Anna Daniels: Mortimer…
Immediately, there is a shake of the head. Firebug has taken the mic.
Anna Daniels: you know what? fuck that dancing around. rowan. your name is rowan and as far as we’re concerned, you are the most cowardly bitch on this entire roster and it ain’t even close, you underwhelming sack of one-hundred percent grade A USDA approved bullshit!
One can’t help but wonder what kind of reaction this would get if the fans could make noise. As it is, the only noise is an exhaled sigh and another shift.
Anna Daniels: Here’s the thing, Rowan. We tried to be nice about it. We really did. We explained that changing a person’s past is not in the cards. We even explained why with the whole WHAT IF YOU’RE WRONG thing. We played along with your shenanigans, took you calling us a whore on the chin, even went so far as to not verbally rail you when you came up to us begging with some cheap, stale chocolates. And although we aren’t always above abusing our position as lord of time for shits and gigs because…
Her arms flare out as if to say “look at this” before continuing.

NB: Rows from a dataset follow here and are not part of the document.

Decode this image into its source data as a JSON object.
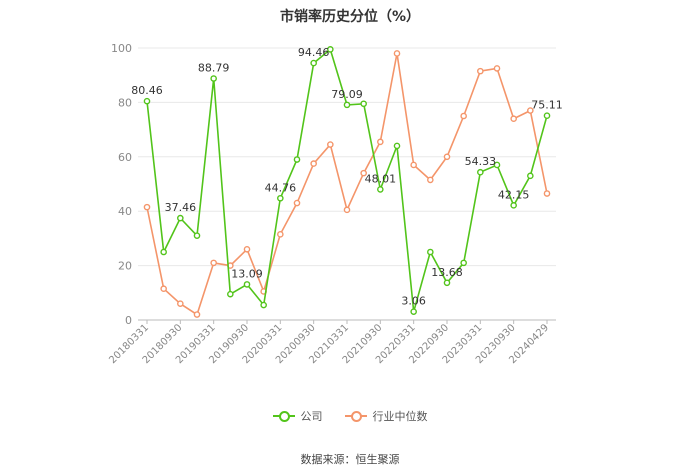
{
  "title": "市销率历史分位（%）",
  "source": "数据来源：恒生聚源",
  "chart_data": {
    "type": "line",
    "ylim": [
      0,
      100
    ],
    "yticks": [
      0,
      20,
      40,
      60,
      80,
      100
    ],
    "grid": true,
    "legend_position": "bottom",
    "x": [
      "20180331",
      "20180630",
      "20180930",
      "20181231",
      "20190331",
      "20190630",
      "20190930",
      "20191231",
      "20200331",
      "20200630",
      "20200930",
      "20201231",
      "20210331",
      "20210630",
      "20210930",
      "20211231",
      "20220331",
      "20220630",
      "20220930",
      "20221231",
      "20230331",
      "20230630",
      "20230930",
      "20231231",
      "20240429"
    ],
    "x_tick_labels": [
      "20180331",
      "20180930",
      "20190331",
      "20190930",
      "20200331",
      "20200930",
      "20210331",
      "20210930",
      "20220331",
      "20220930",
      "20230331",
      "20230930",
      "20240429"
    ],
    "series": [
      {
        "name": "公司",
        "color": "#52c41a",
        "values": [
          80.46,
          25,
          37.46,
          31,
          88.79,
          9.5,
          13.09,
          5.5,
          44.76,
          59,
          94.46,
          99.5,
          79.09,
          79.5,
          48.01,
          64,
          3.06,
          25,
          13.68,
          21,
          54.33,
          57,
          42.15,
          53,
          75.11
        ],
        "data_labels": [
          {
            "index": 0,
            "text": "80.46"
          },
          {
            "index": 2,
            "text": "37.46"
          },
          {
            "index": 4,
            "text": "88.79"
          },
          {
            "index": 6,
            "text": "13.09"
          },
          {
            "index": 8,
            "text": "44.76"
          },
          {
            "index": 10,
            "text": "94.46"
          },
          {
            "index": 12,
            "text": "79.09"
          },
          {
            "index": 14,
            "text": "48.01"
          },
          {
            "index": 16,
            "text": "3.06"
          },
          {
            "index": 18,
            "text": "13.68"
          },
          {
            "index": 20,
            "text": "54.33"
          },
          {
            "index": 22,
            "text": "42.15"
          },
          {
            "index": 24,
            "text": "75.11"
          }
        ]
      },
      {
        "name": "行业中位数",
        "color": "#f4956a",
        "values": [
          41.5,
          11.5,
          6,
          2,
          21,
          20,
          26,
          10.5,
          31.5,
          43,
          57.5,
          64.5,
          40.5,
          54,
          65.5,
          98,
          57,
          51.5,
          60,
          75,
          91.5,
          92.5,
          74,
          77,
          46.5
        ],
        "data_labels": []
      }
    ]
  }
}
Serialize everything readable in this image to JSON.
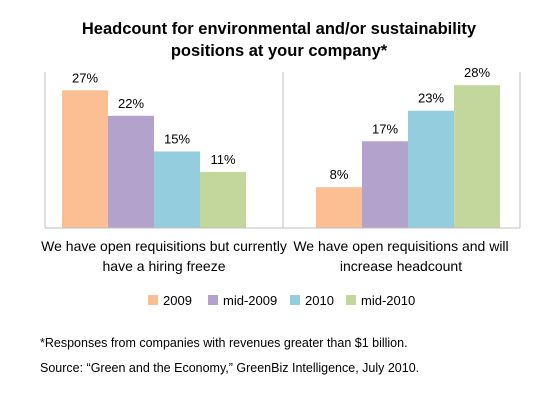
{
  "chart_data": {
    "type": "bar",
    "title": "Headcount for environmental and/or sustainability positions at your company*",
    "title_lines": [
      "Headcount for environmental and/or sustainability",
      "positions at your company*"
    ],
    "categories": [
      "We have open requisitions but currently have a hiring freeze",
      "We have open requisitions and will increase headcount"
    ],
    "category_lines": [
      [
        "We have open requisitions but currently",
        "have a hiring freeze"
      ],
      [
        "We have open requisitions and will",
        "increase headcount"
      ]
    ],
    "series": [
      {
        "name": "2009",
        "color": "#FBBF93",
        "values": [
          27,
          8
        ],
        "labels": [
          "27%",
          "8%"
        ]
      },
      {
        "name": "mid-2009",
        "color": "#B3A2CB",
        "values": [
          22,
          17
        ],
        "labels": [
          "22%",
          "17%"
        ]
      },
      {
        "name": "2010",
        "color": "#93CDDE",
        "values": [
          15,
          23
        ],
        "labels": [
          "15%",
          "23%"
        ]
      },
      {
        "name": "mid-2010",
        "color": "#C3D69B",
        "values": [
          11,
          28
        ],
        "labels": [
          "11%",
          "28%"
        ]
      }
    ],
    "ylim": [
      0,
      30
    ],
    "grid": false,
    "legend_position": "bottom",
    "xlabel": "",
    "ylabel": ""
  },
  "footnote": "*Responses from companies with revenues greater than $1 billion.",
  "source": "Source: “Green and the Economy,” GreenBiz Intelligence, July 2010."
}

Anna Daniels: Exhibit A. We honestly don’t like to do it all the time. It ruins the fun for us when people expect it and it’ll ruin the fun for you. So needless to say, your endless bellyaching about “oh, Anna did this and Anna did that and she’s the reason I absolutely suck” even when we’re not in the same ‘verse is irritating. Add to that you threatened Ria who can take care of herself, thank you very much. And accusing us of switching around Murder Roidhead’s test results? Really? We’re not you. We aren’t pathetic.
A member of the Multitudes cannot help but make the vessel’s hands clap together.
Anna Daniels: Now! We could just travel back in time, be a vindictive little monster, and make your life a thousand times worse to the point where that shitty little shack you’re living in would look like a palace. Buuuuut that wouldn’t very fun! That would be boring! So we have a proposition. Listen real hard because we know you hear us. Mortimer Karmachameleon vs the New Era. Great American Nightmare. We win? You leave us alone. You never ask the question again. You shut up and deal with your failures. You win?
Anna Daniels: We won’t fix your past. But you will.
There is now a smile.
Anna Daniels: You will be taken back to that Macy’s of yesteryear. Maybe a little bit before then. You will have the chance to fix what you think is your biggest mistake. You will have one shot. One opportunity. This is everything you’ve ever wanted. One moment. Will you capture it…or let it slip?
Eminem song in your head aside, anybody can see the smile grow wider. It’s almost as if they already know the answer.
Anna Daniels: Better hurry to Lady Troy’s office, Rowan. The Nightmare is just around the corner. And as for the rest of you?
It is only then that she takes full control of the GoPro just enough to show that NEW ERA logo proudly.
Anna Daniels: Buy our shirt, you fucking cowards.
And then…darkness. The world begins to move again in confusion just in time for the next segment.